2026-05-08Targeted ingest for per-metric refresh: value_sql is regex-parsed to extract schema.table references; only those tables are ingested. A full webbank.core refresh went from loading all 186 tables to loading 4.Reduces per-metric UI refresh latency from minutes to seconds. Full-schema ingest is still used for the hourly cron; targeted ingest is only for the on-demand per-metric path.
2026-05-08Cockpit background poll is suppressed while a job is in flight. useCockpitMetrics checks active-job from the query cache at refetch time and skips the refetch if a job is running. A single atomic invalidation fires when the job finishes.The 30s background poll was firing during an active refresh, which showed a mixed old/new state mid-job on the TV screen. The fix makes the cockpit update atomically rather than streaming partial updates.

How to add an entry

Decisions land in this table when:

  • a non-obvious choice was made (tooling, architectural shape, scope boundary), and
  • reverting it later would cost work (someone would re-litigate the same trade-offs from scratch).

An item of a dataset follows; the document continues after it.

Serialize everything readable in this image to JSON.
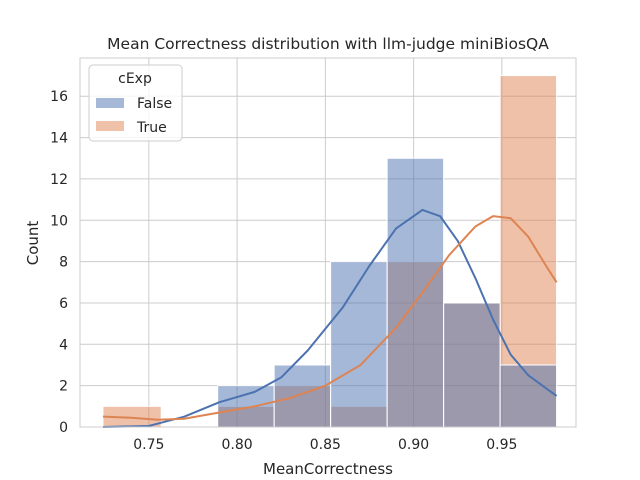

What does not belong here: bug fixes, naming choices that are already obvious from the code, or "we used library X" when the library is the only sane option for the job.

Format: append a row, with date in YYYY-MM-DD, a short imperative decision, and a reason that names the constraint or incident behind it. If the decision supersedes an earlier one, name the prior date in the reason — do not edit the historical row.